Chuck Zumbrun

Tales from Skunk Hill

Black Raspberry Jam

I love black raspberry jam. It’s filled with little seeds, but it is so much more flavorful than jelly, it’s worth getting a few seeds caught in your teeth.

The wild raspberries are still coming on, so Owen and Spenser (the Wonder Dogs) and I went today and picked another bunch to make jam.

Black Raspberries
Black Raspberries

That’s 4 cups of raspberries, carefully washed and ready to make into jam.

Cooking Raspberries
Cooking Raspberries

Mashed with a potato masher and the pectin stirred in they’re boiling away on the stove.

Ready to Can
Ready to Can

Only minor spillage getting the boiling jam into the jars.

The Final Product
The Final Product

4 half-pints of black raspberry jam, plus about a quarter cup that didn’t fit into the jars, so I have a bit to try fresh on toast tomorrow for breakfast. Bonus!
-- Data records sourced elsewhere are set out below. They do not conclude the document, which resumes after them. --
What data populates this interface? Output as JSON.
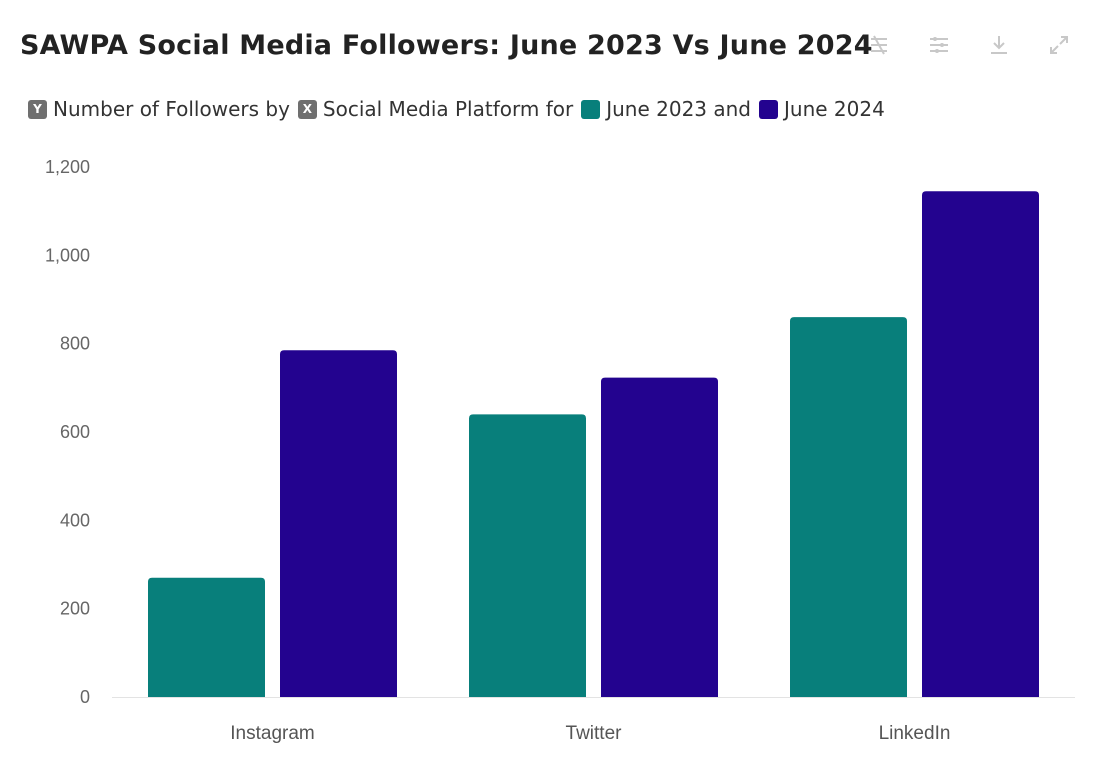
{
  "header": {
    "title": "SAWPA Social Media Followers: June 2023 Vs June 2024"
  },
  "toolbar": {
    "icons": [
      "pan-icon",
      "filter-icon",
      "download-icon",
      "expand-icon"
    ]
  },
  "subtitle": {
    "y_tag": "Y",
    "part1": "Number of Followers by",
    "x_tag": "X",
    "part2": "Social Media Platform for",
    "series1": "June 2023 and",
    "series2": "June 2024"
  },
  "colors": {
    "june_2023": "#087f7b",
    "june_2024": "#23038f"
  },
  "chart_data": {
    "type": "bar",
    "categories": [
      "Instagram",
      "Twitter",
      "LinkedIn"
    ],
    "series": [
      {
        "name": "June 2023",
        "values": [
          270,
          640,
          860
        ]
      },
      {
        "name": "June 2024",
        "values": [
          785,
          723,
          1145
        ]
      }
    ],
    "ylim": [
      0,
      1200
    ],
    "yticks": [
      0,
      200,
      400,
      600,
      800,
      1000,
      1200
    ],
    "ytick_labels": [
      "0",
      "200",
      "400",
      "600",
      "800",
      "1,000",
      "1,200"
    ],
    "grid": false,
    "legend": "inline-subtitle"
  }
}
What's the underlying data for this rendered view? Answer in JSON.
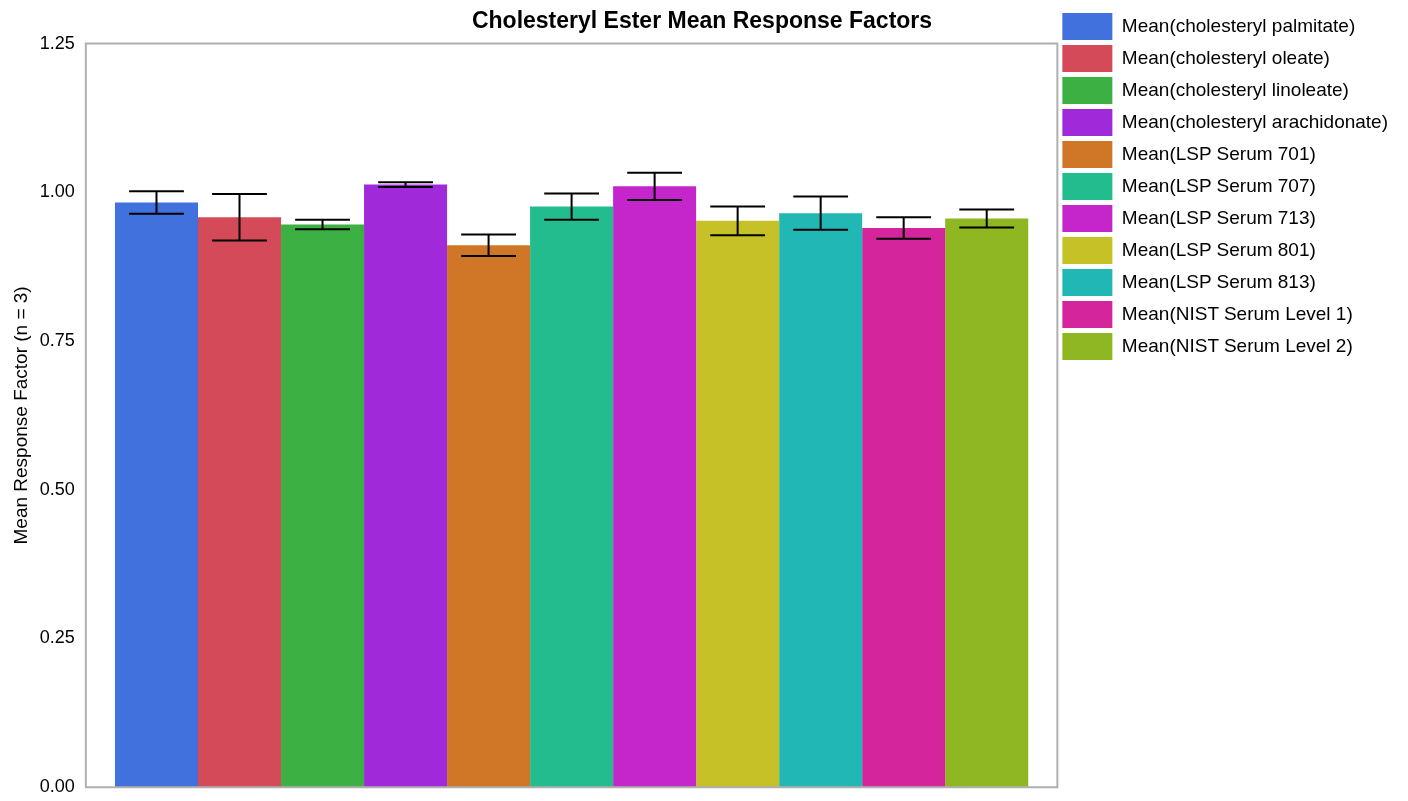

It’s just so pretty, that deep, deep purple color. It’s hard to believe it comes from nature.

2 responses to “Black Raspberry Jam”

  1. anne Avatar
    anne

    My counters are covered in pints of freezer peach jam waiting 24 hours to gel, wish I had a couple black raspberry ones to go with them.

  2. Missy Avatar
    Missy

    Those look very good. I think you should give Anne a pint so that she has color variation.